The mammalian egg coat participates in fertilization and prevents more than one sperm from entering the egg. Structural data pinpoint a region common to egg-coat proteins that might mediate these functions.
Eggs are surrounded by one or more extracellular coats that take part in fertilization. Mammalian eggs have a single coat, the zona pellucida, which consists of long, interconnected fibrils constructed of a few proteins1. Mouse zona-pellucida proteins are called ZP1, ZP2 and ZP3, with these last two serving as sperm receptors during fertilization1,2. All three proteins have a characteristic region known as the ZP domain3, which also occurs in related proteins that make up the coat of fish, frog and bird eggs. What's more, the ZP domain is not restricted to egg-coat proteins, but is present in hundreds of extracellular proteins found in virtually all multicellular organisms.

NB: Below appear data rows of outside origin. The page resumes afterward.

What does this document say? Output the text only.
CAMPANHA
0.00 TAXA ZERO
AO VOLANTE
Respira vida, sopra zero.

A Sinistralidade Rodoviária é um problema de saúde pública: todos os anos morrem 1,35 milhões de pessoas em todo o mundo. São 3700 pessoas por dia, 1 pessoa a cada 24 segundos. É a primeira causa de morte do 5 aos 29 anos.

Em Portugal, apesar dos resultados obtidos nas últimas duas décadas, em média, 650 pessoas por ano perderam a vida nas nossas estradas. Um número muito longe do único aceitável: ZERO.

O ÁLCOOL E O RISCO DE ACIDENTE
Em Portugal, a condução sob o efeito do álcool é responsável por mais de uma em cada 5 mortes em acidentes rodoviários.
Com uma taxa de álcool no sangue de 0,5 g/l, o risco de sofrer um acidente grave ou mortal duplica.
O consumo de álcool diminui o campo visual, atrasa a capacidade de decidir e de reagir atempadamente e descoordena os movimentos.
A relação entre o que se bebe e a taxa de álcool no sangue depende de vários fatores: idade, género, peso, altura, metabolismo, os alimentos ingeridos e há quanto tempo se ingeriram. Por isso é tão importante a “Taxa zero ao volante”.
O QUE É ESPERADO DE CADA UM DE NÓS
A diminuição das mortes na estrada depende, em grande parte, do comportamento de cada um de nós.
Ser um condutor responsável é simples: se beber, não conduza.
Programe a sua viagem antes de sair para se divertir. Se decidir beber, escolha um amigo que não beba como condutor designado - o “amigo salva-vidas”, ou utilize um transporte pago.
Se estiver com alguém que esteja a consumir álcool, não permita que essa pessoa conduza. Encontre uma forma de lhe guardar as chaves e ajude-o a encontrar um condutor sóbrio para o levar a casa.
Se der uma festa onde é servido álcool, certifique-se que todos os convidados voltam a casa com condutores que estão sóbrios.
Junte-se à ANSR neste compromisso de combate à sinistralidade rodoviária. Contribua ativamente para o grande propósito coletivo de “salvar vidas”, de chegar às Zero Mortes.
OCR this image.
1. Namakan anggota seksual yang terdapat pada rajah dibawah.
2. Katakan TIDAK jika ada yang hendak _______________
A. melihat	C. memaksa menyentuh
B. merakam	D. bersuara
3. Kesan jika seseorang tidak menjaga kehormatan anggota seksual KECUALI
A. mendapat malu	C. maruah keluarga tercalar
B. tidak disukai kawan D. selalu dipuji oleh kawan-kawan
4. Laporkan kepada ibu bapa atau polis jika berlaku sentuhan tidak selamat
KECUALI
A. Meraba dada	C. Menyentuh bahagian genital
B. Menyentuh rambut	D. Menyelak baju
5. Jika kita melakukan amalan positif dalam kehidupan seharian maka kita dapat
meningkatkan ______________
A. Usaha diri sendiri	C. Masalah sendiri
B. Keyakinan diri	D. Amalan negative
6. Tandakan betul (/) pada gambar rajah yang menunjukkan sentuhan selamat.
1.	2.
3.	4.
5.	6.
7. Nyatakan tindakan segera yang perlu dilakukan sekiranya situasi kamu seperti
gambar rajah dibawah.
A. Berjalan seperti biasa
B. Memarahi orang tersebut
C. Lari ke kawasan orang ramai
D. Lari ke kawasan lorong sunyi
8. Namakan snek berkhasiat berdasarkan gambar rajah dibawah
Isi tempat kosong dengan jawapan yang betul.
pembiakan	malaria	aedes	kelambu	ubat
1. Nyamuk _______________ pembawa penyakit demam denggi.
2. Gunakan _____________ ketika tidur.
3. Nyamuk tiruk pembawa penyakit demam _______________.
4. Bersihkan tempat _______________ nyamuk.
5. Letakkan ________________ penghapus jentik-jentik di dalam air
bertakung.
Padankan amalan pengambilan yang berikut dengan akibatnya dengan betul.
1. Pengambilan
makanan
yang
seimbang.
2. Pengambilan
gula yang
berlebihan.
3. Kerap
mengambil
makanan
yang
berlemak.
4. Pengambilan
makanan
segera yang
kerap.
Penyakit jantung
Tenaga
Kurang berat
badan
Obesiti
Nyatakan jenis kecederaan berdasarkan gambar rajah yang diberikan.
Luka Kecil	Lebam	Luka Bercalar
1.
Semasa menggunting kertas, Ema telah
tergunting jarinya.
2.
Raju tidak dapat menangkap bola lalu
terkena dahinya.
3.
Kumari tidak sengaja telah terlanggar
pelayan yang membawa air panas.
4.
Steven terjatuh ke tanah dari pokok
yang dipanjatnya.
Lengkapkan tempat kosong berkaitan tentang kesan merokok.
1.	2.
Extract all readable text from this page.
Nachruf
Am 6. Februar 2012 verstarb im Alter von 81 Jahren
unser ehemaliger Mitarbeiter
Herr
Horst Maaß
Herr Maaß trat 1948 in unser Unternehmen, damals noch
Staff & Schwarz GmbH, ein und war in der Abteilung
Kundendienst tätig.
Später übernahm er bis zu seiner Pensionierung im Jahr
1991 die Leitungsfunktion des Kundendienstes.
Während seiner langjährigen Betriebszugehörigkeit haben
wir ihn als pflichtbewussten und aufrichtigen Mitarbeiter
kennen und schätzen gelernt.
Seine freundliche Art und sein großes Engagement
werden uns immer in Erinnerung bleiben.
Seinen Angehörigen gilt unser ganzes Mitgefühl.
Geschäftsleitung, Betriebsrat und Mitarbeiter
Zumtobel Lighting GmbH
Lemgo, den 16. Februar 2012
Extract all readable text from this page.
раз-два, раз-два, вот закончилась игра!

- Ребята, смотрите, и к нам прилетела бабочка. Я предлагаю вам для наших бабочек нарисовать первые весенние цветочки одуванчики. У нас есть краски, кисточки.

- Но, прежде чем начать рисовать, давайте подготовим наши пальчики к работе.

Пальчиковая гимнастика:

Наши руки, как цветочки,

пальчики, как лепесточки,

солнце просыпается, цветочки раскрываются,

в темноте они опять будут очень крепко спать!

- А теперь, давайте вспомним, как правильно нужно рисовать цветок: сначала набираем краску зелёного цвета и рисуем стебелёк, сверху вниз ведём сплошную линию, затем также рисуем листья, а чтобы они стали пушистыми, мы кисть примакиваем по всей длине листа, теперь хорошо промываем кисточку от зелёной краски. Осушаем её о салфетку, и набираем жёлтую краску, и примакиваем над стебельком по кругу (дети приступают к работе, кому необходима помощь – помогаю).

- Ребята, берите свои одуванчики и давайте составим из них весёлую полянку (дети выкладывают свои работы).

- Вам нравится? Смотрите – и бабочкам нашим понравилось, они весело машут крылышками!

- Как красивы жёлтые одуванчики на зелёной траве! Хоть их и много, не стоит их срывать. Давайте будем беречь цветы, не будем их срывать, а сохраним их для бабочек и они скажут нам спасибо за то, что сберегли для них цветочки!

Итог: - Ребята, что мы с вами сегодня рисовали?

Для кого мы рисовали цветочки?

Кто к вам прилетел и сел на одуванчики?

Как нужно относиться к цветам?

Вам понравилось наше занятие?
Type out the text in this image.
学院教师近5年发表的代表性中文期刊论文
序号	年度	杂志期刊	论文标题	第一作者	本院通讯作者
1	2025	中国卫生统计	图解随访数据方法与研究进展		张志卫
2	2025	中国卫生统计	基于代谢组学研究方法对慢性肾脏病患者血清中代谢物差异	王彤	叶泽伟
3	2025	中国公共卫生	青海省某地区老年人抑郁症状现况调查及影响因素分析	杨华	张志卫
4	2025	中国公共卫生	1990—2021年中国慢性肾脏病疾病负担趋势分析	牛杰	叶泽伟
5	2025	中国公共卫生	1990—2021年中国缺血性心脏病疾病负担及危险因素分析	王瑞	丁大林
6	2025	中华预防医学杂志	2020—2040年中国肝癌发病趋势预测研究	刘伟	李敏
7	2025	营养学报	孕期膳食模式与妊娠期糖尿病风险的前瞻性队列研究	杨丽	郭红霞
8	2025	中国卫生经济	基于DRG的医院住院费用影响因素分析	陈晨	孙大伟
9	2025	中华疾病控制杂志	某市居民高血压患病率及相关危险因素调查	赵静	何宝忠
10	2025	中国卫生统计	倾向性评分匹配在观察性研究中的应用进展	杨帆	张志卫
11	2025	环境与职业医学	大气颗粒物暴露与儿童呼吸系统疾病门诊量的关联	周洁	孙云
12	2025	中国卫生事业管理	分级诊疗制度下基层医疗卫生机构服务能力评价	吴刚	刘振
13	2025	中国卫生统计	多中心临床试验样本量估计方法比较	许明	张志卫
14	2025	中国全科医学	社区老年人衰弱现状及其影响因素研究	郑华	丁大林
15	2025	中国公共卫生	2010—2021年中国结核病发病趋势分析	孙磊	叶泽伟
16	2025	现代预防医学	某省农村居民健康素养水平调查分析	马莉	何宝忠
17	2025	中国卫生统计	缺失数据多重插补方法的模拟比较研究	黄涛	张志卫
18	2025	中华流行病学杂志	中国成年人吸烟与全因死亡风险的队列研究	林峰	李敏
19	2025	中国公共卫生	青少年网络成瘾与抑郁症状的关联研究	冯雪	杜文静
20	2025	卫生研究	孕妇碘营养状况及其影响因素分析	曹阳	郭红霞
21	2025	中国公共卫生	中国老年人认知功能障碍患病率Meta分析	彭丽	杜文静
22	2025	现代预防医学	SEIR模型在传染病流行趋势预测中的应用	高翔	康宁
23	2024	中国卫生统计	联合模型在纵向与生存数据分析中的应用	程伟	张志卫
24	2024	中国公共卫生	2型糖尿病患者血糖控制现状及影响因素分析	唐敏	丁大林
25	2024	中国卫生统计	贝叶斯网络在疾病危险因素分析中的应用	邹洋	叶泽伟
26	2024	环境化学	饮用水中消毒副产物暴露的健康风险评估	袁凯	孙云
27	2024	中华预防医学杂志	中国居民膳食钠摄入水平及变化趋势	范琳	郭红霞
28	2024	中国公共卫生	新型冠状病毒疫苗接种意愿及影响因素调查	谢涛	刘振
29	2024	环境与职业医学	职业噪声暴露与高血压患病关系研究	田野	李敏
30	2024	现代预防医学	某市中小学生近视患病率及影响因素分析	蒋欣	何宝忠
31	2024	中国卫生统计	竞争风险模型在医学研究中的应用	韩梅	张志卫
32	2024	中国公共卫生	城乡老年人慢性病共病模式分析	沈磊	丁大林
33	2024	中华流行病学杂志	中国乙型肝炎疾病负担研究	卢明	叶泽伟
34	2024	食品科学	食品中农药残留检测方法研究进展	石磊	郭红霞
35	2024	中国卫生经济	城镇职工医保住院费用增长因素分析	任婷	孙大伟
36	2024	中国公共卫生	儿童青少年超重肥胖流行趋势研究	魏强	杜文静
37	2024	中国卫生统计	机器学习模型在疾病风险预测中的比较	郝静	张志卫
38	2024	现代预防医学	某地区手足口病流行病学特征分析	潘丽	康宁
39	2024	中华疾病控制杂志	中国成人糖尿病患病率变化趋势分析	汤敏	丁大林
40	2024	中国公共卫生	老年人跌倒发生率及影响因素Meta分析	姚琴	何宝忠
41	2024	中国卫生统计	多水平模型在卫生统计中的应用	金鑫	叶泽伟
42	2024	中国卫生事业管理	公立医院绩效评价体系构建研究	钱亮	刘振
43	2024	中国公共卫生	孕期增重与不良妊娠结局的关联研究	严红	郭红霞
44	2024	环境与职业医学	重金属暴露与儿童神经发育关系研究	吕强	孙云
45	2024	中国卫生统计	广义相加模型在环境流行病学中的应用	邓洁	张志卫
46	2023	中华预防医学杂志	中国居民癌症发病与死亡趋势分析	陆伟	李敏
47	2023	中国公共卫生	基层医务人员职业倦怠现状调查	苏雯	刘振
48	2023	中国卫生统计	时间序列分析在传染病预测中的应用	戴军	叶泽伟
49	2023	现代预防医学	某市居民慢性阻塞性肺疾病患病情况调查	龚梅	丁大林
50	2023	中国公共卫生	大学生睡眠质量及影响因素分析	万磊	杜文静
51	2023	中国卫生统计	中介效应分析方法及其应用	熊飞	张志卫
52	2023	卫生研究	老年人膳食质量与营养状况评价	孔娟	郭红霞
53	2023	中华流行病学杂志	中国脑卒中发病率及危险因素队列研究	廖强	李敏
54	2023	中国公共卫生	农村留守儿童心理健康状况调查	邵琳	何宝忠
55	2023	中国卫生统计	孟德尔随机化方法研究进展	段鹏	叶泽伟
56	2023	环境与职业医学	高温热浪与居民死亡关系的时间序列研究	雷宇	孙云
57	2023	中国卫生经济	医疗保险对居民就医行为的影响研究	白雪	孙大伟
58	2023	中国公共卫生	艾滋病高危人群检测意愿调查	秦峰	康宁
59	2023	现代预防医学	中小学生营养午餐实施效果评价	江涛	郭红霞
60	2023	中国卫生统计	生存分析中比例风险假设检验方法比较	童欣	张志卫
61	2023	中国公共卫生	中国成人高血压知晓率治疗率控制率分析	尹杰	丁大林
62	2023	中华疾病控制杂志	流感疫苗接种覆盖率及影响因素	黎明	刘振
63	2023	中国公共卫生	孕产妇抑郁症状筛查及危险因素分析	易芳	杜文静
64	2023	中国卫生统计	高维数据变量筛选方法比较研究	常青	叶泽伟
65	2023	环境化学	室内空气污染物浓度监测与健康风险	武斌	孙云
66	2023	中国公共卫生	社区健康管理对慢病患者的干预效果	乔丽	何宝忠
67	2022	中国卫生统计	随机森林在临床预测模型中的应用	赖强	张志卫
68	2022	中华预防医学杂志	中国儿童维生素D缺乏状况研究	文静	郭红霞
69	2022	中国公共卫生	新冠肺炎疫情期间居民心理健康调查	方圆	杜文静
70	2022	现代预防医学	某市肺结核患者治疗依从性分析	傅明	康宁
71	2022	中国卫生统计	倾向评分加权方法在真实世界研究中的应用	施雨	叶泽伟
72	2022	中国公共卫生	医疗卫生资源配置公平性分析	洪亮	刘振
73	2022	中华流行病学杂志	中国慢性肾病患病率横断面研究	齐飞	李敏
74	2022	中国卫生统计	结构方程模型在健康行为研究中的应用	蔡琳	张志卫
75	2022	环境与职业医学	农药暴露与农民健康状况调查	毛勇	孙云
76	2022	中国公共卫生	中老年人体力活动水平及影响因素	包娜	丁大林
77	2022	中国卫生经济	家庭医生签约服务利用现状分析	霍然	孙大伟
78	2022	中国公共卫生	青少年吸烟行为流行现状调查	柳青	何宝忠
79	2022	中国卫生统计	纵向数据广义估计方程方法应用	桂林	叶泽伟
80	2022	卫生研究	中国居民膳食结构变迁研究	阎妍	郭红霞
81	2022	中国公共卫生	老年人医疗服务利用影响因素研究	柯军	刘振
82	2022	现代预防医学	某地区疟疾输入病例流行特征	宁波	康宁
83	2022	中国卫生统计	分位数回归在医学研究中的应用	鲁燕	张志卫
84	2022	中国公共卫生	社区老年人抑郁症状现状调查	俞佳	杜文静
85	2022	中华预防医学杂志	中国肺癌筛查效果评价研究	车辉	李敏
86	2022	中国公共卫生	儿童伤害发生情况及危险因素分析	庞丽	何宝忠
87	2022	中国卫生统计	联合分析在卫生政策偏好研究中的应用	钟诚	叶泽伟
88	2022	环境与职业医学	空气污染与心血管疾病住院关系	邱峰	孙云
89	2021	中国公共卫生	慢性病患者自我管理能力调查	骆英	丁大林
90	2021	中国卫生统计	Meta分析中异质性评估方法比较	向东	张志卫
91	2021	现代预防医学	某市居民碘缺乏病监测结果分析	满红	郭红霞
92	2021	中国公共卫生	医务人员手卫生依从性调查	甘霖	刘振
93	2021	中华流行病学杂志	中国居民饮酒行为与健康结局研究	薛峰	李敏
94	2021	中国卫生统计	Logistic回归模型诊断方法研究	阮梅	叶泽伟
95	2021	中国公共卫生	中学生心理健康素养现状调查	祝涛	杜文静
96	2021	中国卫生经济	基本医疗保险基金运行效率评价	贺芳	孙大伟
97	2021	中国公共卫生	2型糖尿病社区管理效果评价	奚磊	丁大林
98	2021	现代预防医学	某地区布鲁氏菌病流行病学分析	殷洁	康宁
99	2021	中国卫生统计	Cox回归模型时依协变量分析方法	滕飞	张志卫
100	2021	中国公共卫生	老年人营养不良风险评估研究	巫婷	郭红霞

Mutations in the ZP domain can result in severe disorders, such as infertility, deafness and cancer. Nonetheless, no high-resolution structure of either a protein containing the ZP domain or a vertebrate protein involved in fertilization has been obtained. The propensity of ZP-domain proteins to self-assemble into polymers (through the amino-terminal half (ZP-N) of this domain4), and to undergo extensive modification after their synthesis from the gene, has made it difficult to solve their structure. But on page 653 of this issue, Monné et al.5 describe a high-resolution (2.3-ångstrom) three-dimensional structure of ZP-N from ZP3, revealing that it folds in a novel way.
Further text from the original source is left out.